いや、イズクの場合は大好きなラジオのMCたるヒーロー、プレゼント・マイクに会えて大興奮なのだろう。
イズクは私の個性であり、いわば私の1部である筈なのだが、ほぼ1個体として独立していると言って過言ではない。思考だけではなく、趣味趣向まで私とはまったく異なり、私はさして興味が無かったヒーロー達にどハマりしている。テレビや雑誌によくかじり付いては、なにやらブツブツと唸っている様子をよく見かけるし、出かけている最中にヴィランとヒーローの戦闘に出くわすと、野次馬して行こうとばかりに私の袖を咥えて引っ張っていくのだ(イズクのヒーローへの関心の高さが私の深層心理の表れだと両親に思い込まれていたことも、両親によるヒーローゴリ推し事案の原因の一つである)。
無邪気で大変可愛らしいのだけど、以前思っていた“知能も私と同等”というのは少し考え直す必要があるかもしれない。
今回の試験監督であるプロヒーロー、プレゼント・マイクもイズクの好きなヒーローの1人である。彼のラジオ番組は、私が勉強やら筋トレやらしてる傍らで毎週10分前から正座待機し放送中は微動だにしない。
「ほらほら、イズク。落ち着いて。試験会場Bはあれかな」
実技試験の内容とは雄英高校内にある模擬市街地にて
制限時間は10分、持ち込み自由。
私の個性と相性がいい試験で助かった。が、格闘家としては個性を使用せずにどれ程私の実力が通じるのかというのも確認しておきたいので、できる限りは変身せず生身で挑もうとしている。
持ち込み自由らしいので、高カロリー且つ吸収されるのが早いゼリーが大量に入ったウエストバックを身につけている。
ふむ。ざっと見て40人程か。

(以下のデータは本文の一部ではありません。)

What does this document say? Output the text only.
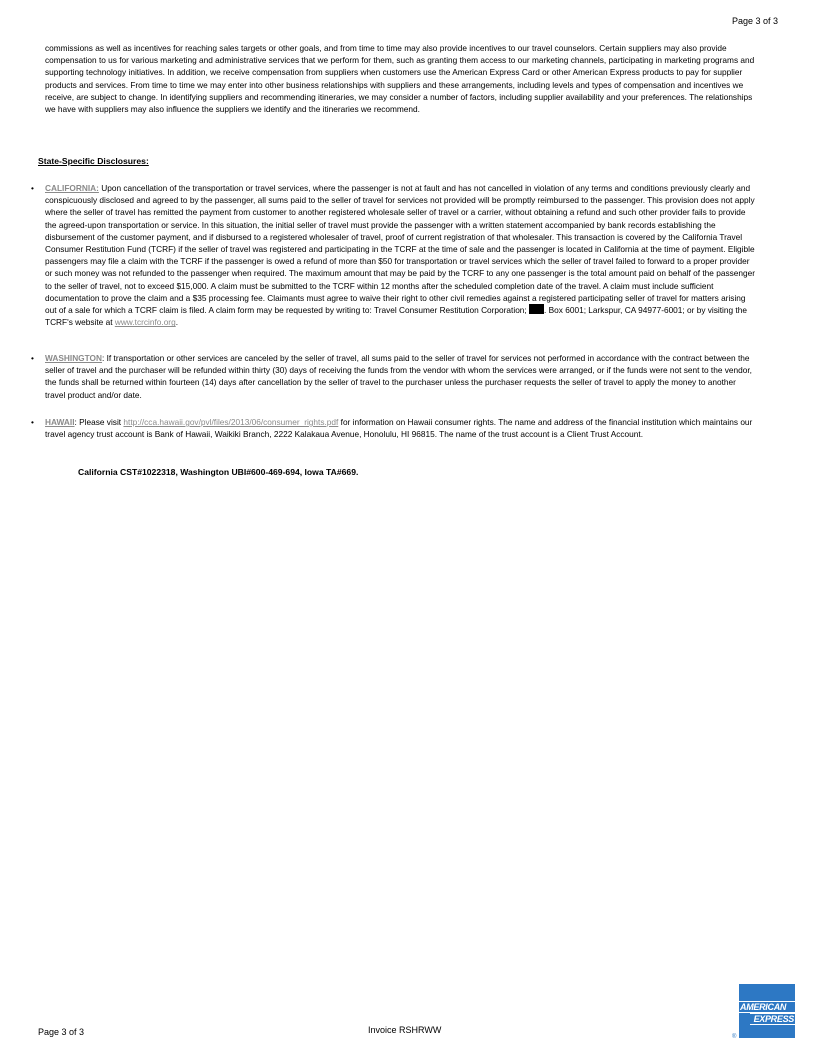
Page 3 of 3
commissions as well as incentives for reaching sales targets or other goals, and from time to time may also provide incentives to our travel counselors. Certain suppliers may also provide compensation to us for various marketing and administrative services that we perform for them, such as granting them access to our marketing channels, participating in marketing programs and supporting technology initiatives. In addition, we receive compensation from suppliers when customers use the American Express Card or other American Express products to pay for supplier products and services. From time to time we may enter into other business relationships with suppliers and these arrangements, including levels and types of compensation and incentives we receive, are subject to change. In identifying suppliers and recommending itineraries, we may consider a number of factors, including supplier availability and your preferences. The relationships we have with suppliers may also influence the suppliers we identify and the itineraries we recommend.
State-Specific Disclosures:
• CALIFORNIA: Upon cancellation of the transportation or travel services, where the passenger is not at fault and has not cancelled in violation of any terms and conditions previously clearly and conspicuously disclosed and agreed to by the passenger, all sums paid to the seller of travel for services not provided will be promptly reimbursed to the passenger. This provision does not apply where the seller of travel has remitted the payment from customer to another registered wholesale seller of travel or a carrier, without obtaining a refund and such other provider fails to provide the agreed-upon transportation or service. In this situation, the initial seller of travel must provide the passenger with a written statement accompanied by bank records establishing the disbursement of the customer payment, and if disbursed to a registered wholesaler of travel, proof of current registration of that wholesaler. This transaction is covered by the California Travel Consumer Restitution Fund (TCRF) if the seller of travel was registered and participating in the TCRF at the time of sale and the passenger is located in California at the time of payment. Eligible passengers may file a claim with the TCRF if the passenger is owed a refund of more than $50 for transportation or travel services which the seller of travel failed to forward to a proper provider or such money was not refunded to the passenger when required. The maximum amount that may be paid by the TCRF to any one passenger is the total amount paid on behalf of the passenger to the seller of travel, not to exceed $15,000. A claim must be submitted to the TCRF within 12 months after the scheduled completion date of the travel. A claim must include sufficient documentation to prove the claim and a $35 processing fee. Claimants must agree to waive their right to other civil remedies against a registered participating seller of travel for matters arising out of a sale for which a TCRF claim is filed. A claim form may be requested by writing to: Travel Consumer Restitution Corporation; . Box 6001; Larkspur, CA 94977-6001; or by visiting the TCRF's website at www.tcrcinfo.org.
• WASHINGTON: If transportation or other services are canceled by the seller of travel, all sums paid to the seller of travel for services not performed in accordance with the contract between the seller of travel and the purchaser will be refunded within thirty (30) days of receiving the funds from the vendor with whom the services were arranged, or if the funds were not sent to the vendor, the funds shall be returned within fourteen (14) days after cancellation by the seller of travel to the purchaser unless the purchaser requests the seller of travel to apply the money to another travel product and/or date.
• HAWAII: Please visit http://cca.hawaii.gov/pvl/files/2013/06/consumer_rights.pdf for information on Hawaii consumer rights. The name and address of the financial institution which maintains our travel agency trust account is Bank of Hawaii, Waikiki Branch, 2222 Kalakaua Avenue, Honolulu, HI 96815. The name of the trust account is a Client Trust Account.
California CST#1022318, Washington UBI#600-469-694, Iowa TA#669.
Page 3 of 3	Invoice RSHRWW
AMERICAN
EXPRESS
®
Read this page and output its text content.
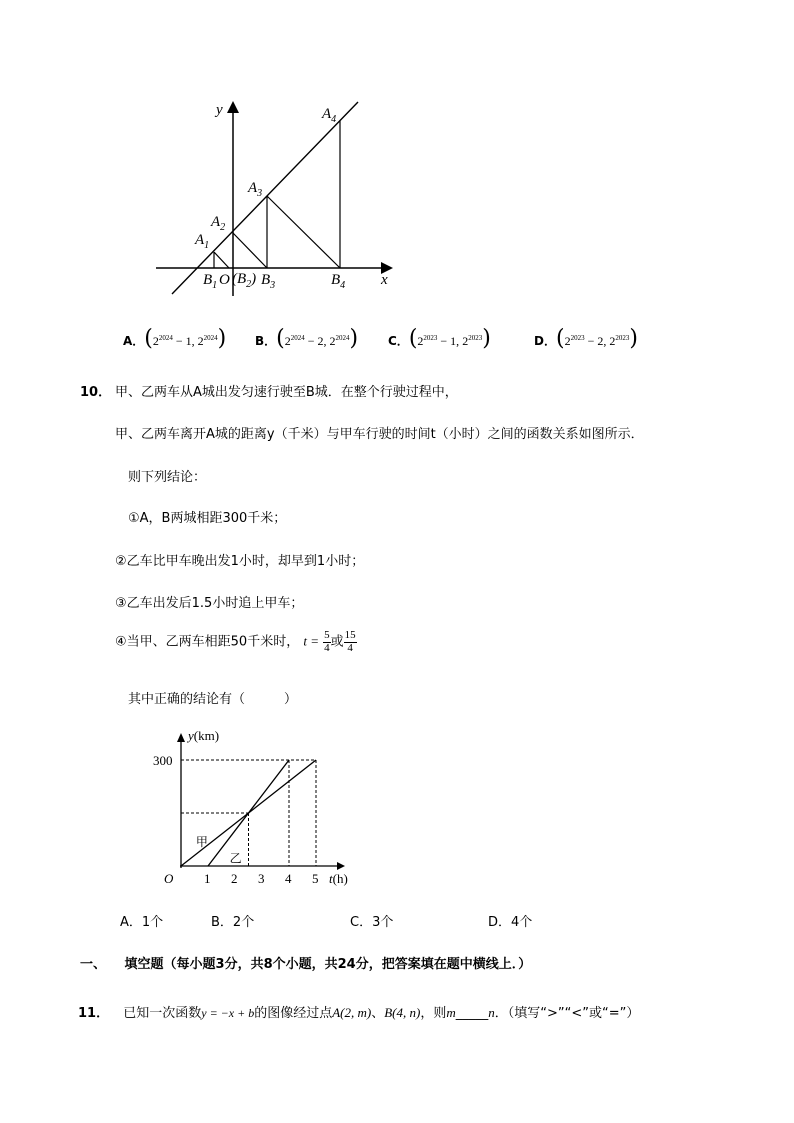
y
x
$A_4$
$A_3$
$A_2$
$A_1$
$B_1$ O $(B_2)$ $B_3$	$B_4$
A．($2^{2024} - 1$, $2^{2024}$) B．($2^{2024} - 2$, $2^{2024}$) C．($2^{2023} - 1$, $2^{2023}$)	D．($2^{2023} - 2$, $2^{2023}$)
10． 甲、乙两车从A城出发匀速行驶至B城．在整个行驶过程中，
甲、乙两车离开A城的距离y（千米）与甲车行驶的时间t（小时）之间的函数关系如图所示．
则下列结论：
①A，B两城相距300千米；
②乙车比甲车晚出发1小时，却早到1小时；
③乙车出发后1.5小时追上甲车；
④当甲、乙两车相距50千米时， $t = \frac{5}{4}$ 或 $\frac{15}{4}$
其中正确的结论有（　　　）
y(km)
t(h)
O
甲
乙
300
1 2 3 4 5
A．1个	B．2个	C．3个	D．4个
一、 填空题（每小题3分，共8个小题，共24分，把答案填在题中横线上．）
11． 已知一次函数y = −x + b的图像经过点A(2, m)、B(4, n)，则m_____n．（填写“>”“<”或“=”）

となるとイズクには空中から状況判断をしてもらって、ある程度点を稼いだ上で力試しという方が確実か。ロボットならば無生物だから大きさによっては花吹雪に変えてしまえばい……
「はい、スタート!!!!」
……? これは開始の合図でいいのだろうか? そう思い声のした方を伺おうとすると、背中をバシッと叩かれる。イズクだ。あ、イズクも行っていいと思う? よし行こうか。
「どうしたァー!! 実践にカウントダウンなんかねぇんだよ!!」
成程、その通りだ。ナイスジャッチ、イズク。おかげでまずは1歩、周囲より早く会場内へと踏み込むことが出来た。さて、入ったらまずは地形把握からか。
「イズク、頼んだよ」
「もきゅ!!」
さぁ、ゴリラ育成プログラムを経て立派な格闘家となった私の本領発揮といこう。